I believe the Bible is clear that repentance is not only a one time act for the unbeliever but also and ongoing act for the believer as well. My question is based on Scripture would you says the repentance of a believer is to be the same in content as that of an unbeliever? I have been more and more convinced by reading Scripture that they differ. So that as believers our repentance is not so much a need to ask God to please forgive us of our sins (such as an unbeliever) but that we are to confess our sins honestly to God and then thank Him for His already forgiving us of our sins through the blood of Jesus when we were first converted. Thoughts? Any books that you know of that touch on this distinction? Got any verses of Scripture that could help show that I am correct or incorrect in my thoughts?



Thank you!

For His Glory-
Matthew


----------



## py3ak (Apr 28, 2016)

Herman Witsius on the Apostle's Creed (volume II) in his remarks on "the forgiveness of sins" addresses the question of ongoing forgiveness, as does his translator. It is well worth checking out.


----------



## Contra_Mundum (Apr 28, 2016)

Perhaps the difference you are exploring is found more in the sense of the thing, than the thing itself. The God to whom we are estranged prior to our historic experience of justification is as our Judge; whereas his subsequent relation to us in Christ is as our Father.

Isn't it true that you cannot even ask initially--when you first believe--of _yourself_ for forgiveness (repenting) from the heart if it is not an effect of the Spirit's effectual calling? That pleading with God for mercy is itself a signal (though you do not yet know it) that he seeks you more than you seek him.

LBC1689 15.3, "saving repentance is an evangelical *grace*." Repentance that is not the saving-kind is "worldly sorrow producing death," 2Cor.7:10. Heb.12:17 speaks of Esau's pangs of regret that moved him to tears, which proceeded not as an effect from turning to God.

I can't say I think initial repentance is of a different nature or kind than subsequent repentance, any more than initial faith is of a different nature or kind from that which saves until the end.

It is true that in the first turning to God from sin, there is a new sense that forgiveness _awaits_ us, when once we have been assured God is propitious toward us in Christ. But the renewal of that sense is surely of the same essence as at first; though we feel justly that we have earned our Father's displeasure.

David (Ps.51) does not plead the sacrifices of the past as somehow proving his ongoing sincerity from previous expressions. It seems we should pray, "Lord, let it be (my Savior's atonement) even for my recent evil. It would be reason enough for you to cast me off, if considered for its own demerit. But according to your mercy that was from before time, save me from my fresh guilt."


----------



## timfost (Apr 28, 2016)

Hebrews 6:1b "..repentance *from* dead works and of faith *toward* God..."

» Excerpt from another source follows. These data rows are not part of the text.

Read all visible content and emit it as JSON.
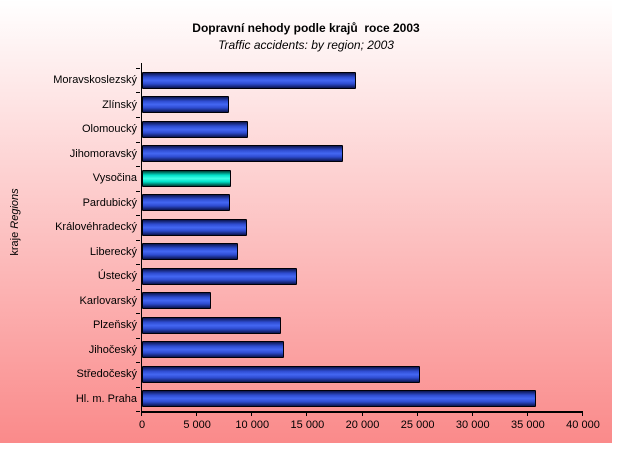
{
  "chart_data": {
    "type": "bar",
    "orientation": "horizontal",
    "title": "Dopravní nehody podle krajů  roce 2003",
    "subtitle": "Traffic accidents: by region; 2003",
    "ylabel_cz": "kraje",
    "ylabel_en": "Regions",
    "xlabel": "",
    "categories": [
      "Moravskoslezský",
      "Zlínský",
      "Olomoucký",
      "Jihomoravský",
      "Vysočina",
      "Pardubický",
      "Královéhradecký",
      "Liberecký",
      "Ústecký",
      "Karlovarský",
      "Plzeňský",
      "Jihočeský",
      "Středočeský",
      "Hl. m. Praha"
    ],
    "values": [
      19400,
      7900,
      9600,
      18200,
      8100,
      8000,
      9500,
      8700,
      14100,
      6300,
      12600,
      12900,
      25200,
      35700
    ],
    "highlighted_category": "Vysočina",
    "highlighted_index": 4,
    "xlim": [
      0,
      40000
    ],
    "xticks": [
      "0",
      "5 000",
      "10 000",
      "15 000",
      "20 000",
      "25 000",
      "30 000",
      "35 000",
      "40 000"
    ],
    "grid": false,
    "legend": false
  },
  "colors": {
    "bg_top": "#ffffff",
    "bg_bottom": "#fa8a8a",
    "bar_blue_mid": "#4467f2",
    "bar_blue_body": "#2e4cd0",
    "bar_blue_dark": "#0c1550",
    "bar_cyan_mid": "#40ffe8",
    "bar_cyan_body": "#00e0c8",
    "bar_cyan_dark": "#004036",
    "bar_border": "#000008",
    "text": "#000000"
  }
}
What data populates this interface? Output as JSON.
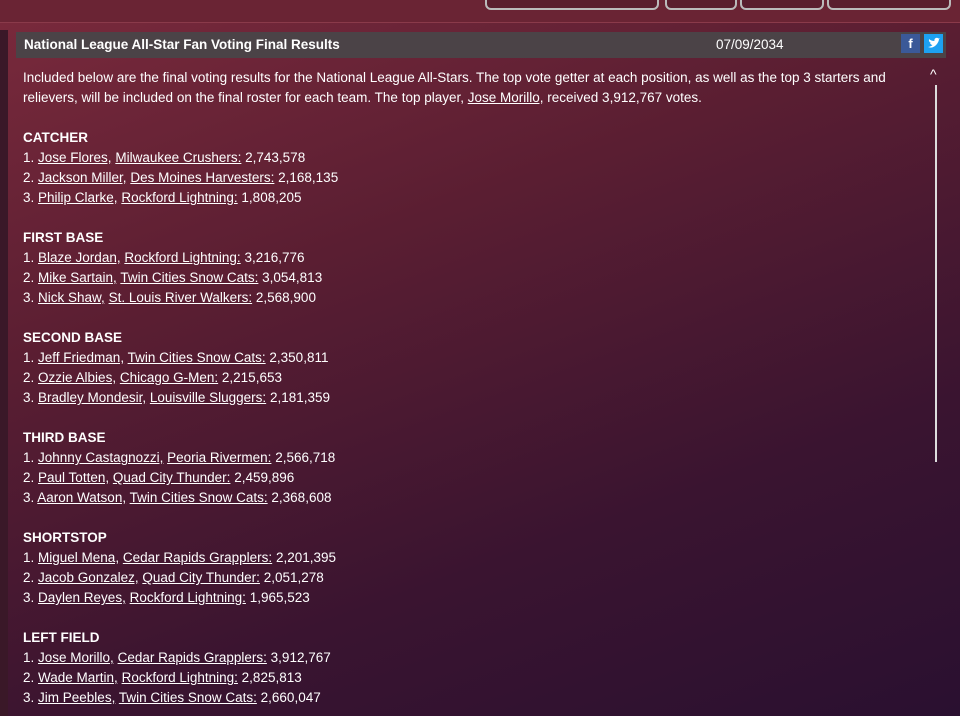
{
  "header": {
    "title": "National League All-Star Fan Voting Final Results",
    "date": "07/09/2034",
    "facebook": "f"
  },
  "intro": {
    "text": "Included below are the final voting results for the National League All-Stars.  The top vote getter at each position, as well as the top 3 starters and relievers, will be included on the final roster for each team. The top player, ",
    "player": "Jose Morillo,",
    "after": " received 3,912,767 votes."
  },
  "sections": [
    {
      "heading": "CATCHER",
      "entries": [
        {
          "rank": "1.",
          "player": "Jose Flores,",
          "team": "Milwaukee Crushers:",
          "votes": "2,743,578"
        },
        {
          "rank": "2.",
          "player": "Jackson Miller,",
          "team": "Des Moines Harvesters:",
          "votes": "2,168,135"
        },
        {
          "rank": "3.",
          "player": "Philip Clarke,",
          "team": "Rockford Lightning:",
          "votes": "1,808,205"
        }
      ]
    },
    {
      "heading": "FIRST BASE",
      "entries": [
        {
          "rank": "1.",
          "player": "Blaze Jordan,",
          "team": "Rockford Lightning:",
          "votes": "3,216,776"
        },
        {
          "rank": "2.",
          "player": "Mike Sartain,",
          "team": "Twin Cities Snow Cats:",
          "votes": "3,054,813"
        },
        {
          "rank": "3.",
          "player": "Nick Shaw,",
          "team": "St. Louis River Walkers:",
          "votes": "2,568,900"
        }
      ]
    },
    {
      "heading": "SECOND BASE",
      "entries": [
        {
          "rank": "1.",
          "player": "Jeff Friedman,",
          "team": "Twin Cities Snow Cats:",
          "votes": "2,350,811"
        },
        {
          "rank": "2.",
          "player": "Ozzie Albies,",
          "team": "Chicago G-Men:",
          "votes": "2,215,653"
        },
        {
          "rank": "3.",
          "player": "Bradley Mondesir,",
          "team": "Louisville Sluggers:",
          "votes": "2,181,359"
        }
      ]
    },
    {
      "heading": "THIRD BASE",
      "entries": [
        {
          "rank": "1.",
          "player": "Johnny Castagnozzi,",
          "team": "Peoria Rivermen:",
          "votes": "2,566,718"
        },
        {
          "rank": "2.",
          "player": "Paul Totten,",
          "team": "Quad City Thunder:",
          "votes": "2,459,896"
        },
        {
          "rank": "3.",
          "player": "Aaron Watson,",
          "team": "Twin Cities Snow Cats:",
          "votes": "2,368,608"
        }
      ]
    },
    {
      "heading": "SHORTSTOP",
      "entries": [
        {
          "rank": "1.",
          "player": "Miguel Mena,",
          "team": "Cedar Rapids Grapplers:",
          "votes": "2,201,395"
        },
        {
          "rank": "2.",
          "player": "Jacob Gonzalez,",
          "team": "Quad City Thunder:",
          "votes": "2,051,278"
        },
        {
          "rank": "3.",
          "player": "Daylen Reyes,",
          "team": "Rockford Lightning:",
          "votes": "1,965,523"
        }
      ]
    },
    {
      "heading": "LEFT FIELD",
      "entries": [
        {
          "rank": "1.",
          "player": "Jose Morillo,",
          "team": "Cedar Rapids Grapplers:",
          "votes": "3,912,767"
        },
        {
          "rank": "2.",
          "player": "Wade Martin,",
          "team": "Rockford Lightning:",
          "votes": "2,825,813"
        },
        {
          "rank": "3.",
          "player": "Jim Peebles,",
          "team": "Twin Cities Snow Cats:",
          "votes": "2,660,047"
        }
      ]
    }
  ]
}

Repentance is turning away from sin. Faith is turning toward Christ. The unbeliever may turn from one sin, but because they do not turn to Christ there is no source of righteousness. Often the repentance is simply replacing one sin with another. 

Another way of thinking about it is that repentance is negative and faith positive. A believer has both.

Remission of sin is only possible when coupled with faith. Thus the repentance of a believer is necessarily different from that of an unbeliever in terms of the effects and the positive righteousness it embraces.

I think that when we see saving faith and repentance as two sides of the same coin, the problem is eliminated.


----------



## Ed Walsh (Apr 28, 2016)

thistle93 said:


> I believe the Bible is clear that repentance is not only a one time act for the unbeliever



Repentance is a gift of God's grace that is given to a "believer," not an unbeliever. In other words. We do not repent as a prerequisite to coming to Christ. But we come as a sinner in need of a grant of repentance.
(Acts 11:18)


----------